Abstract
Introduction. Venetoclax (VEN) in combination with hypomethylating agents (HMAs) has been established as the standard of care for older or unfit patients (pts) with newly diagnosed acute myeloid leukemia (AML). This regimen is also increasingly used in the relapsed/refractory (R/R) setting. In the VIALE-A study, treatment was given until progression. However, the optimal duration of therapy in pts achieving a complete response remains undefined, and treatment discontinuation in such cases is an emerging area of interest in clinical practice. Recent retrospective studies have begun to explore the outcomes of VEN discontinuation in pts in sustained remission, suggesting that treatment-free remission (TFR) may be feasible in selected cases (Chua et al Blood Adv. 2022; Garciaz et al Am J Hematol. 2024). Furthermore, specific molecular profiles predictive of response to VEN-based regimens are increasingly recognized and may help identify pts eligible for safe treatment discontinuation, paving the way for more personalized, time-limited treatment strategies.
Methods. We report a retrospective analysis of 10 consecutive AML pts treated with VEN + HMAs at the AOU Careggi Centre of Florence. All pts achieved MRDneg CR and subsequently discontinued VEN-based therapy due to toxicity, comorbidities or pts preference.
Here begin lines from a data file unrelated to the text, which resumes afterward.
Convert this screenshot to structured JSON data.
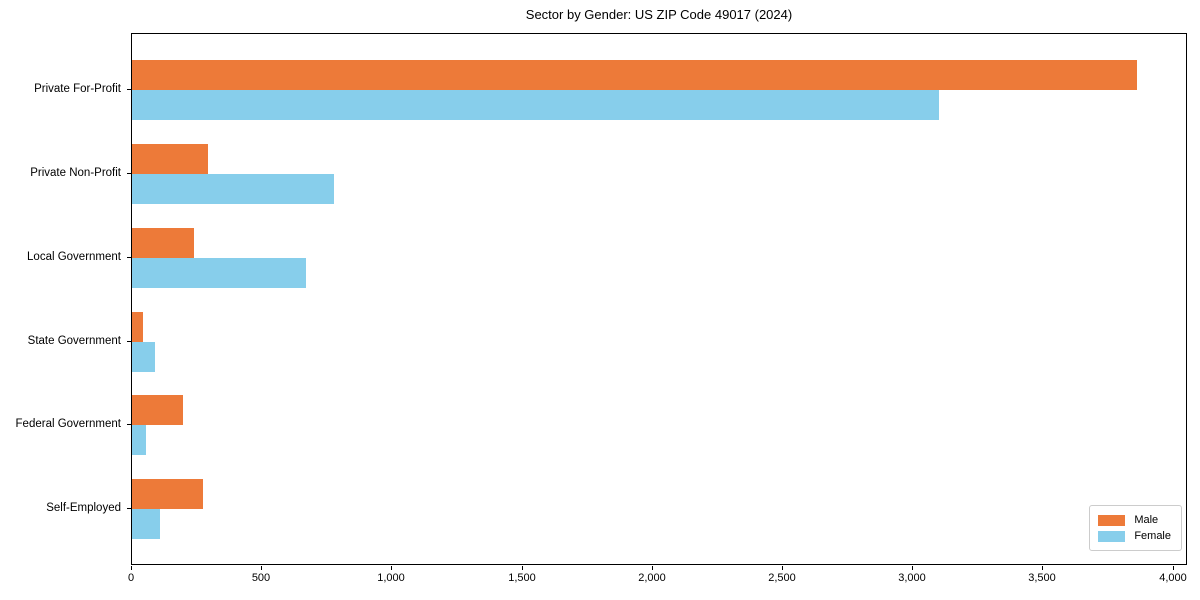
{
  "title": "Sector by Gender: US ZIP Code 49017 (2024)",
  "chart_data": {
    "type": "bar",
    "orientation": "horizontal",
    "title": "Sector by Gender: US ZIP Code 49017 (2024)",
    "xlabel": "",
    "ylabel": "",
    "categories": [
      "Private For-Profit",
      "Private Non-Profit",
      "Local Government",
      "State Government",
      "Federal Government",
      "Self-Employed"
    ],
    "series": [
      {
        "name": "Male",
        "color": "#ED7A39",
        "values": [
          3860,
          290,
          238,
          42,
          196,
          273
        ]
      },
      {
        "name": "Female",
        "color": "#87CEEB",
        "values": [
          3100,
          775,
          668,
          90,
          54,
          106
        ]
      }
    ],
    "xlim": [
      0,
      4055
    ],
    "x_ticks": [
      0,
      500,
      1000,
      1500,
      2000,
      2500,
      3000,
      3500,
      4000
    ],
    "x_tick_labels": [
      "0",
      "500",
      "1,000",
      "1,500",
      "2,000",
      "2,500",
      "3,000",
      "3,500",
      "4,000"
    ],
    "grid": false,
    "legend": {
      "position": "lower right",
      "entries": [
        "Male",
        "Female"
      ]
    }
  }
}
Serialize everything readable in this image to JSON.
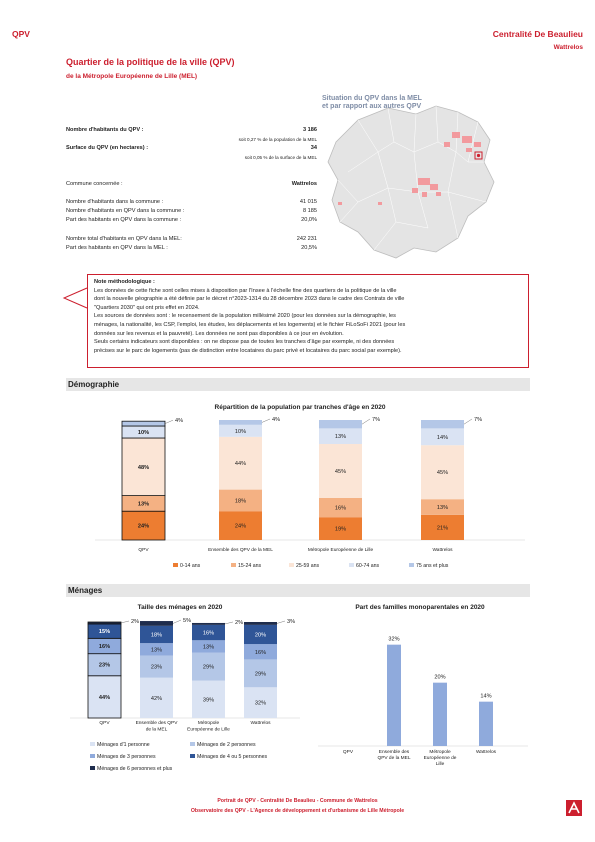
{
  "header": {
    "left": "QPV",
    "right": "Centralité De Beaulieu",
    "sub": "Wattrelos"
  },
  "title": "Quartier de la politique de la ville (QPV)",
  "subtitle": "de la Métropole Européenne de Lille (MEL)",
  "map": {
    "title_line1": "Situation du QPV dans la MEL",
    "title_line2": "et par rapport aux autres QPV"
  },
  "stats": {
    "pop_label": "Nombre d'habitants du QPV :",
    "pop_value": "3 186",
    "pop_note": "soit 0,27 % de la population de la MEL",
    "area_label": "Surface du QPV (en hectares) :",
    "area_value": "34",
    "area_note": "soit 0,05 % de la surface de la MEL",
    "commune_label": "Commune concernée :",
    "commune_value": "Wattrelos",
    "rows1": [
      {
        "label": "Nombre d'habitants dans la commune :",
        "value": "41 015"
      },
      {
        "label": "Nombre d'habitants en QPV dans la commune :",
        "value": "8 185"
      },
      {
        "label": "Part des habitants en QPV dans la commune :",
        "value": "20,0%"
      }
    ],
    "rows2": [
      {
        "label": "Nombre total d'habitants en QPV dans la MEL:",
        "value": "242 231"
      },
      {
        "label": "Part des habitants en QPV dans la MEL :",
        "value": "20,5%"
      }
    ]
  },
  "note": {
    "title": "Note méthodologique :",
    "lines": [
      "Les données de cette fiche sont celles mises à disposition par l'Insee à l'échelle fine des quartiers de la politique de la ville",
      "dont la nouvelle géographie a été définie par le décret n°2023-1314 du 28 décembre 2023 dans le cadre des Contrats de ville",
      "\"Quartiers 2030\" qui ont pris effet en 2024.",
      "Les sources de données sont : le recensement de la population millésimé 2020 (pour les données sur la démographie, les",
      "ménages, la nationalité, les CSP, l'emploi, les études, les déplacements et les logements) et le fichier FiLoSoFi 2021 (pour les",
      "données sur les revenus et la pauvreté). Les données ne sont pas disponibles à ce jour en évolution.",
      "Seuls certains indicateurs sont disponibles : on ne dispose pas de toutes les tranches d'âge par exemple, ni des données",
      "précises sur le parc de logements (pas de distinction entre locataires du parc privé et locataires du parc social par exemple)."
    ]
  },
  "sections": {
    "demo": "Démographie",
    "menages": "Ménages"
  },
  "chart_age": {
    "type": "bar",
    "title": "Répartition de la population par tranches d'âge en 2020",
    "categories": [
      "QPV",
      "Ensemble des QPV de la MEL",
      "Métropole Européenne de Lille",
      "Wattrelos"
    ],
    "series": [
      {
        "name": "0-14 ans",
        "values": [
          24,
          24,
          19,
          21
        ],
        "color": "#ed7d31"
      },
      {
        "name": "15-24 ans",
        "values": [
          13,
          18,
          16,
          13
        ],
        "color": "#f4b183"
      },
      {
        "name": "25-59 ans",
        "values": [
          48,
          44,
          45,
          45
        ],
        "color": "#fbe5d6"
      },
      {
        "name": "60-74 ans",
        "values": [
          10,
          10,
          13,
          14
        ],
        "color": "#dae3f3"
      },
      {
        "name": "75 ans et plus",
        "values": [
          4,
          4,
          7,
          7
        ],
        "color": "#b4c7e7"
      }
    ],
    "labels": [
      [
        "24%",
        "13%",
        "48%",
        "10%",
        "4%"
      ],
      [
        "24%",
        "18%",
        "44%",
        "10%",
        "4%"
      ],
      [
        "19%",
        "16%",
        "45%",
        "13%",
        "7%"
      ],
      [
        "21%",
        "13%",
        "45%",
        "14%",
        "7%"
      ]
    ]
  },
  "chart_menages": {
    "type": "bar",
    "title": "Taille des ménages en 2020",
    "categories": [
      "QPV",
      "Ensemble des QPV de la MEL",
      "Métropole Européenne de Lille",
      "Wattrelos"
    ],
    "series": [
      {
        "name": "Ménages d'1 personne",
        "values": [
          44,
          42,
          39,
          32
        ],
        "color": "#dae3f3"
      },
      {
        "name": "Ménages de 2 personnes",
        "values": [
          23,
          23,
          29,
          29
        ],
        "color": "#b4c7e7"
      },
      {
        "name": "Ménages de 3 personnes",
        "values": [
          16,
          13,
          13,
          16
        ],
        "color": "#8faadc"
      },
      {
        "name": "Ménages de 4 ou 5 personnes",
        "values": [
          15,
          18,
          16,
          20
        ],
        "color": "#2f5597"
      },
      {
        "name": "Ménages de 6 personnes et plus",
        "values": [
          2,
          5,
          2,
          3
        ],
        "color": "#1f2d4d"
      }
    ],
    "labels": [
      [
        "44%",
        "23%",
        "16%",
        "15%",
        "2%"
      ],
      [
        "42%",
        "23%",
        "13%",
        "18%",
        "5%"
      ],
      [
        "39%",
        "29%",
        "13%",
        "16%",
        "2%"
      ],
      [
        "32%",
        "29%",
        "16%",
        "20%",
        "3%"
      ]
    ]
  },
  "chart_mono": {
    "type": "bar",
    "title": "Part des familles monoparentales en 2020",
    "categories": [
      "QPV",
      "Ensemble des QPV de la MEL",
      "Métropole Européenne de Lille",
      "Wattrelos"
    ],
    "values": [
      null,
      32,
      20,
      14
    ],
    "labels": [
      "",
      "32%",
      "20%",
      "14%"
    ],
    "color": "#8faadc"
  },
  "footer": {
    "line1": "Portrait de QPV - Centralité De Beaulieu - Commune de Wattrelos",
    "line2": "Observatoire des QPV - L'Agence de développement et d'urbanisme de Lille Métropole"
  }
}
Results. Nine patients received VEN in combination with azacitidine, one with decitabine. Median age was 78.5 years (range 56-85 years). Nine pts received VEN based treatment as frontline therapy, 1 pt was treated in the R/R setting. Treatment discontinuation occurred for treatment-related toxicity despite dose reductions (20%), comorbidities requiring treatment (30%) and pts preference (50%). The median number of cycles prior to discontinuation was 21.5 (range 2-29). ELN 2024 risk stratification of pts was favorable (80%), intermediate (10%) or not available (10%). Molecular profiling showed NPM1 mutations in 3 pts and IDH1/2 mutations in 6 pts; mutations involving signaling pathways—FLT3-ITD and NRAS, which are generally associated with poorer outcomes with VEN-based therapy—were detected in only 1 pts. Notably, they occurred in a pt who also carried NPM1 and IDH1/2 mutations. Eight pts (80%) maintained MRDneg CR following treatment discontinuation over a median follow-up period of 19.5 months. Two pts (20%) experienced MRD relapse, assessed by molecular (n=1) or flow cytometry(n=1) techniques; one harbored inv(16) and one had MDS-related mutations, without NPM1 or IDH1/2. Both resumed VEN-based treatment and achieved a second MRDneg CR. The median duration of TFR was not reached. All pts are alive at the time of this analysis, except one who died due to a concomitant neoplasm while still in CR.
Conclusions. Our single-center experience on a series of AML pts having discontinued VEN-based therapy for several reasons allows some consideration in this setting. Although the number of relapses observed was limited, all relapsing pts achieved a second CR following the reintroduction of VEN. This small case series suggests that treatment discontinuation followed by close MRD monitoring allows for timely reintroduction of therapy in case of relapse. Prospective studies are warranted to define molecular and clinical criteria for guiding safe discontinuation.